Copolymerization of Myrcene with Styrene Catalyzed by Half-sandwich Scandium Complexes

The copolymerization of myrcene with styrene by the half-sandwich scandium complexes (C5H5) Sc(CH2SiMe3)(2)(THF) (1) and (C5Me4SiMe3) Sc(CH2SiMe3)(2)(THF) (2) was studied. The structures and thermal properties of the obtained copolymers were characterized by NMR, GPC and DSC. The copolymerization of myrcene with styrene at room temperature had been achieved and the copolymerization activity reached up to 104 g polymer molSc - 1 h(-1). The myrcene-styrene copolymers with controllable compositions (myrcene content = 22 mol% -83 mol%), high molecular weight (M-n = 4.8 x 10(4) - 11.3 x 10(4)) and narrow molecular weight distribution (Mw/Mn = 1.49 - 1.99) were conveniently obtained by changing the feed ratio of myrcene and styrene. Significant influence of catalyst structure on the stereoselectivity and comonomer distribution sequences in the resulting copolymers was observed. In the copolymerization of myrcene and styrene catalyzed by scandium complex 1, styrene started to incorporate into chains after myrene was almost completely consumed, and diblock copolymers containing cis-1,4-polymyrcene (selectivity 95%) block and atactic polystyrene block were obtained.

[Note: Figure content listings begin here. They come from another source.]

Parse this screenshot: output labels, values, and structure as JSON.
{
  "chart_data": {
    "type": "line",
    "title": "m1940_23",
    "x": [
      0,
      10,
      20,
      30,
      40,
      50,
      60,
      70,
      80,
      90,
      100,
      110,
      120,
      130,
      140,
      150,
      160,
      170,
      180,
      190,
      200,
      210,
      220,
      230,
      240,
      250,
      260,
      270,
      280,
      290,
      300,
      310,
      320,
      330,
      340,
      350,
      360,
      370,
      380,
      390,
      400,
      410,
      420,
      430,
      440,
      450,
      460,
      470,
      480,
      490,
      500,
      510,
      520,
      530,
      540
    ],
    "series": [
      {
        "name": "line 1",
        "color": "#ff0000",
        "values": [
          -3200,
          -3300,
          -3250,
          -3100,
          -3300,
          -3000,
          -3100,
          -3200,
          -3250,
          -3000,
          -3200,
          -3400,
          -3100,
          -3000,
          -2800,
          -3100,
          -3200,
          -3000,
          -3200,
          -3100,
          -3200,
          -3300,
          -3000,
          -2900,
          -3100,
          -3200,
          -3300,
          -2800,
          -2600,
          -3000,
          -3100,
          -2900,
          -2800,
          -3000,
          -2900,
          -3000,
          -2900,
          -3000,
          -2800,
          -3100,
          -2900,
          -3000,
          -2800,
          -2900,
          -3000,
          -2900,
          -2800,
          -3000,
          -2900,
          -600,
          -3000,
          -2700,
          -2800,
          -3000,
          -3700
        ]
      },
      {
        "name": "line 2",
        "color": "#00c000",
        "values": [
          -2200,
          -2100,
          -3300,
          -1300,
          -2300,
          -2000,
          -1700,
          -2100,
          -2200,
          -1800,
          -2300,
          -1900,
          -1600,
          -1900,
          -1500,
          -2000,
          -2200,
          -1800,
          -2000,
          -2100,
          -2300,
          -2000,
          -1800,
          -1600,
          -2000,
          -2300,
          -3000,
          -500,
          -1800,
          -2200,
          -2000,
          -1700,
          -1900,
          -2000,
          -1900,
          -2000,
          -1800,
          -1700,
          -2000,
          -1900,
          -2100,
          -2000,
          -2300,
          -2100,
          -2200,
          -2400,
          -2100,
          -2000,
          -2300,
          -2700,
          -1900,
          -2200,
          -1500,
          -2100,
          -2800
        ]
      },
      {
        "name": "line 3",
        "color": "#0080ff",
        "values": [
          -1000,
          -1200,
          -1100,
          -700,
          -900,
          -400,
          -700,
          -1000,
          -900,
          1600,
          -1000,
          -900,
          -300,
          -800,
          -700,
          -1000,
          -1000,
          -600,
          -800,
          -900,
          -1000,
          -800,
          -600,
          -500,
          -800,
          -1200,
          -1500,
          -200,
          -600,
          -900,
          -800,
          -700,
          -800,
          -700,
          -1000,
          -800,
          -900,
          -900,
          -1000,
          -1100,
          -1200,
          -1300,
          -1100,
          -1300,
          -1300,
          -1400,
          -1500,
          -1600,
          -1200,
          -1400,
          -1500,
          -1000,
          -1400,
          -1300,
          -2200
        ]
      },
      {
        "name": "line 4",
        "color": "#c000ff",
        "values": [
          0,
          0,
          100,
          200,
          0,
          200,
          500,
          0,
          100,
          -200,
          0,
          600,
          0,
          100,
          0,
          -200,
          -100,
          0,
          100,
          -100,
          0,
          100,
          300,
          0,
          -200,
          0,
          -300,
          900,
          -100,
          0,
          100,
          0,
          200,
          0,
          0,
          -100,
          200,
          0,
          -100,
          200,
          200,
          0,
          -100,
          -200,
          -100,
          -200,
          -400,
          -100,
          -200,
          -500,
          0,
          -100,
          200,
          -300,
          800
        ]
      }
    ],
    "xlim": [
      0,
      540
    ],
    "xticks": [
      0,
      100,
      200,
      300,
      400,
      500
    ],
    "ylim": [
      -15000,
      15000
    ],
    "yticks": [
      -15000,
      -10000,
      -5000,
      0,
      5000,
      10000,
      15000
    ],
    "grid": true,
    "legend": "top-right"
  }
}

The obtained copolymers with different myrcene contents possessed two glass transition temperatures (T-g, -63 and 96 degrees C), close to those of cis-1,4-polymyrcene and atactic polystyrene. In contrast, in the copolymerization of myrcene and styrene catalyzed by scandium complex 2, myrene content showed a gradient decline accompanied by styrene content increasing gradually, producing gradient copolymers containing 3,4-polymyrcene (3,4-selectivity 75%, cis-1,4-selectivity 25%) and syndiotactic polystyrene. The obtained copolymers with different myrcene contents possessed a T-g at - 35 degrees C and a melting temperature (Tm) at 254 degrees C, originating from polymyrcene block and syndiotactic polystyrene block, respectively. There is a great difference in the reactivity ratios between myrcene and styrene in the copolymerization catalyzed by scandium 1 (r(My) >> rSt). However, the gap between the reactivity ratios of myrcene and styrene in the copolymerization catalyzed by scandium complex 2 was much smaller (rMy = 8.47, r(St) = 0.76) and gradient copolymers were generated.